Hygan, quando pulizia fa rima con innovazione

Il concetto di sostenibilità è profondamente radicato nella cultura dell’azienda. Da sempre la Hygan si distingue per la rinuncia a componenti chimici dannosi per l’ambiente e la scelta di utilizzare materie prime rinnovabili e materiali di imballaggio riciclabili. «Adottiamo linee tecnologicamente all'avanguardia riconoscendo l'importanza di garantire igiene e pulizia con la minor spesa possibile e senza arrecare danni a materiali, ambiente e utilizzatori» sottolinea il Ceo e titolare dell’azienda, Norbert Gummerer. Undici anni fa aveva acquisito la Hygan, l’azienda di origine bolzanine che nel 1963 era nata come produttrice di prodotti per la costruzione e manutenzione di pavimenti e che all’epoca contava solo tre dipendenti. «La nostra filosofia aziendale decisiva per il futuro – aggiunge Gummerer – “solo la qualità paga”». E questo si riflette anche nei numeri: dal 2006, l’anno in cui Gummerer ha preso in mano gli affari, il fatturato della Hygan si è praticamente triplicato, arrivando nel 2016 a 7,3 milioni di euro.

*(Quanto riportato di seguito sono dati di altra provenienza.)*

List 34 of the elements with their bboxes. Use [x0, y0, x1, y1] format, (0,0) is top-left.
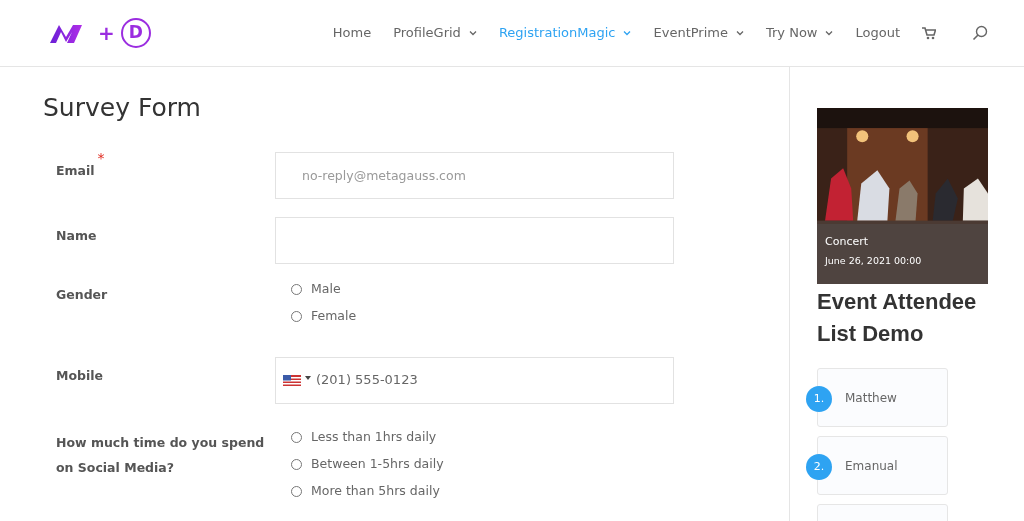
field-label: Name [56, 227, 97, 243]
attendee-name: Matthew [845, 389, 897, 407]
text-input[interactable] [275, 216, 674, 264]
sidebar-heading: Event Attendee List Demo [817, 288, 978, 348]
field-label: How much time do you spend on Social Media? [56, 434, 265, 475]
field-label: Email [56, 162, 95, 178]
nav-link[interactable]: EventPrime [653, 23, 744, 43]
logo-badge: D [120, 18, 151, 48]
phone-input[interactable]: (201) 555-0123 [275, 356, 674, 404]
text-input[interactable]: no-reply@metagauss.com [275, 151, 674, 199]
number-badge: 1. [806, 386, 832, 412]
radio-label: Less than 1hrs daily [311, 427, 437, 446]
flag-icon[interactable] [283, 374, 301, 386]
field-label: Mobile [56, 367, 104, 383]
nav-link[interactable]: Logout [855, 23, 900, 43]
radio-label: Between 1-5hrs daily [311, 454, 444, 473]
nav-link[interactable]: Home [332, 23, 372, 43]
search-icon[interactable] [972, 25, 988, 41]
caret-icon[interactable] [305, 376, 311, 380]
number-badge: 2. [806, 454, 832, 480]
event-name: Concert [825, 234, 870, 250]
nav-link[interactable]: Try Now [765, 23, 834, 43]
event-date: June 26, 2021 00:00 [825, 254, 922, 268]
logo-plus: + [98, 20, 115, 47]
radio-label: Female [311, 306, 357, 325]
cart-icon[interactable] [922, 26, 936, 40]
attendee-name: Emanual [845, 457, 898, 475]
required-mark: * [97, 148, 105, 168]
field-label: Gender [56, 286, 108, 302]
nav-link[interactable]: ProfileGrid [393, 23, 477, 43]
page-title: Survey Form [43, 92, 202, 124]
radio-label: More than 5hrs daily [311, 481, 440, 500]
radio-label: Male [311, 279, 341, 298]
phone-field[interactable]: (201) 555-0123 [316, 370, 666, 390]
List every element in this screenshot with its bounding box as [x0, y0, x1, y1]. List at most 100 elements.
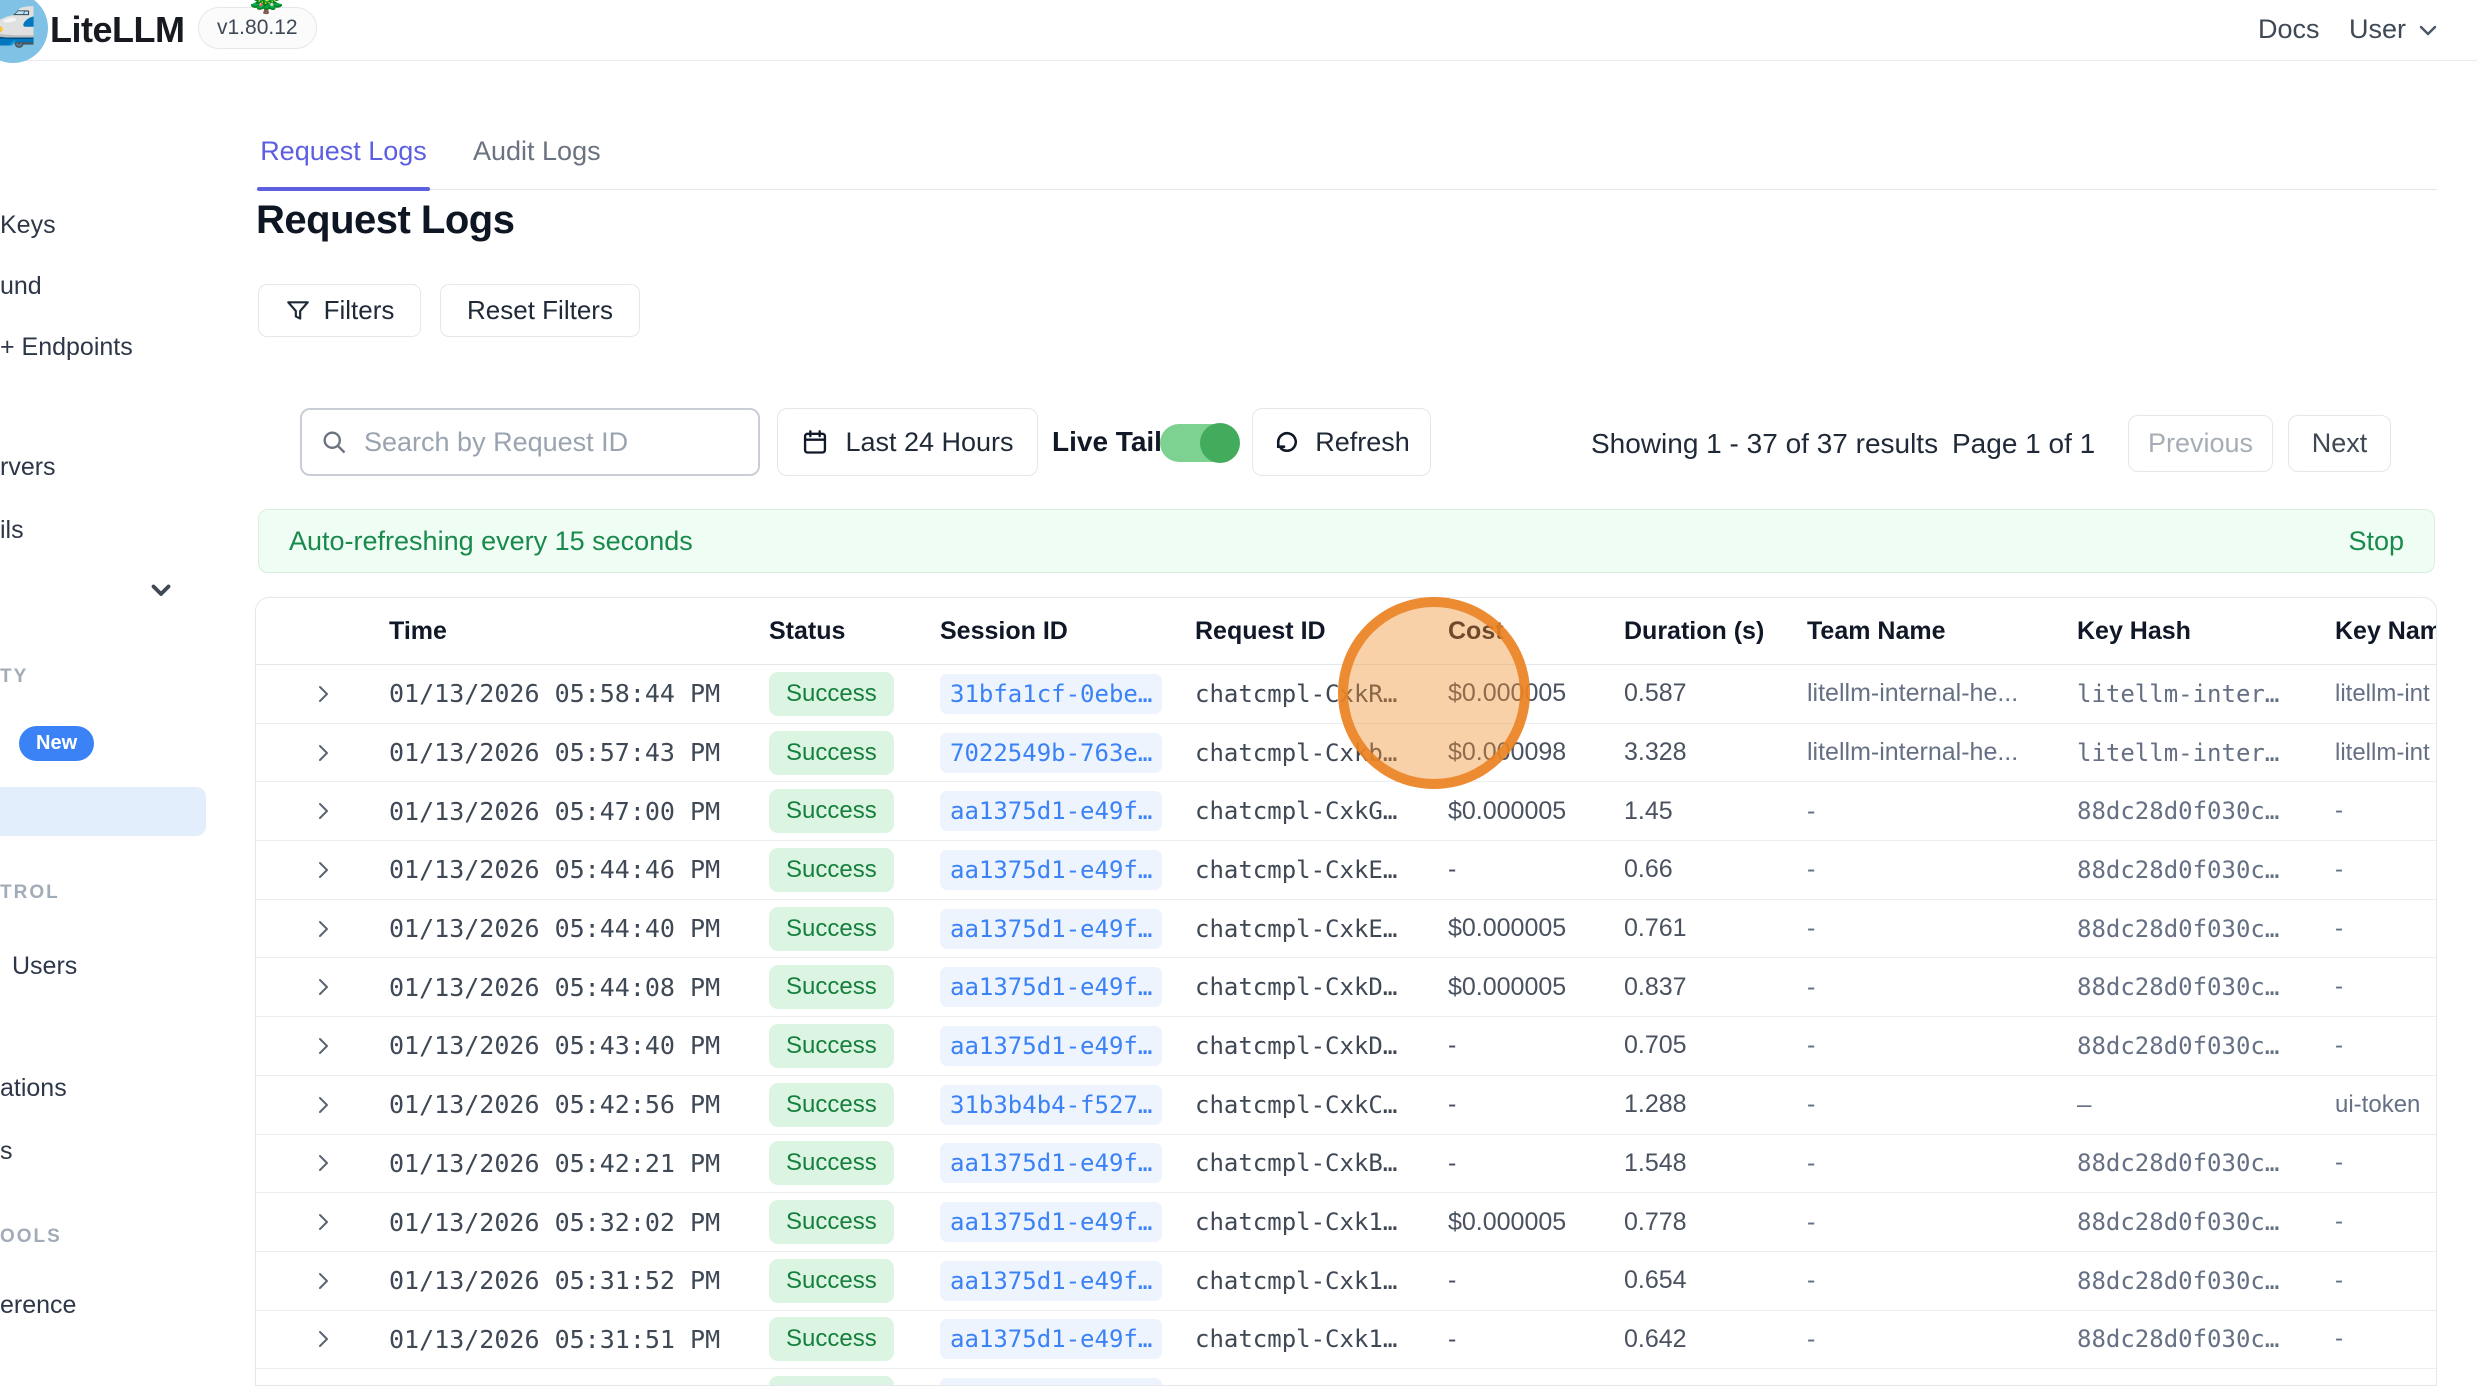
sidebar-item[interactable]: Users [12, 952, 77, 981]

Ma il successo della Hygan è anche frutto di una strategia d’impresa fortemente incentrata sull’innovazione. Negli ultimi tre anni, infatti, l'azienda ha investitto circa 800mila euro in ricerca e sviluppo. Oggi sono ben quattro i chimici – su un totale di 30 dipendenti – che nei laboratori della Hygan, attrezzati con strumentazione ad altissimo livello collocati proprio all’interno dello stabilimento a Laives, studiano prodotti avanzati ed eco-friendlly per il mondo della pulizia professionale: dal detergente Ecorain per vetri e plexiglas privo di sostanze organiche volatili a Dual Clean, l’innovativo sistema per la diluizione automatica e senza sprechi del prodotto: «Nel nostro settore la grande sfida è quella di controllare la qualità delle materie prime e di stabilire scientificamente l’efficacia di ogni prodotto – spiega Gummerer –. Il lavoro di laboratorio parte sempre dalle esigenze dei nostri clienti ed è anche in quest’ottica, oltre al nostro desiderio di salvaguardare l'ambiente, che continuiamo a migliorare le nostre formule»

Quello che è stato assegnato alla Hygan è il marchio di qualità ecologica dell’Unione Europea, istituito nel 1992, che contraddistingue prodotti e servizi che, pur garantendo elevati standard prestazionali, sono caratterizzati da un ridotto impatto ambientale. Si basa su un sistema di criteri selettivi, definito su base scientifica che, nel caso specifico dei detergenti chimici, tiene conto delle sostanze chimiche utilizzate, della riutilizzabilità/riciclabilità delle materie e del materiale d’imballaggio.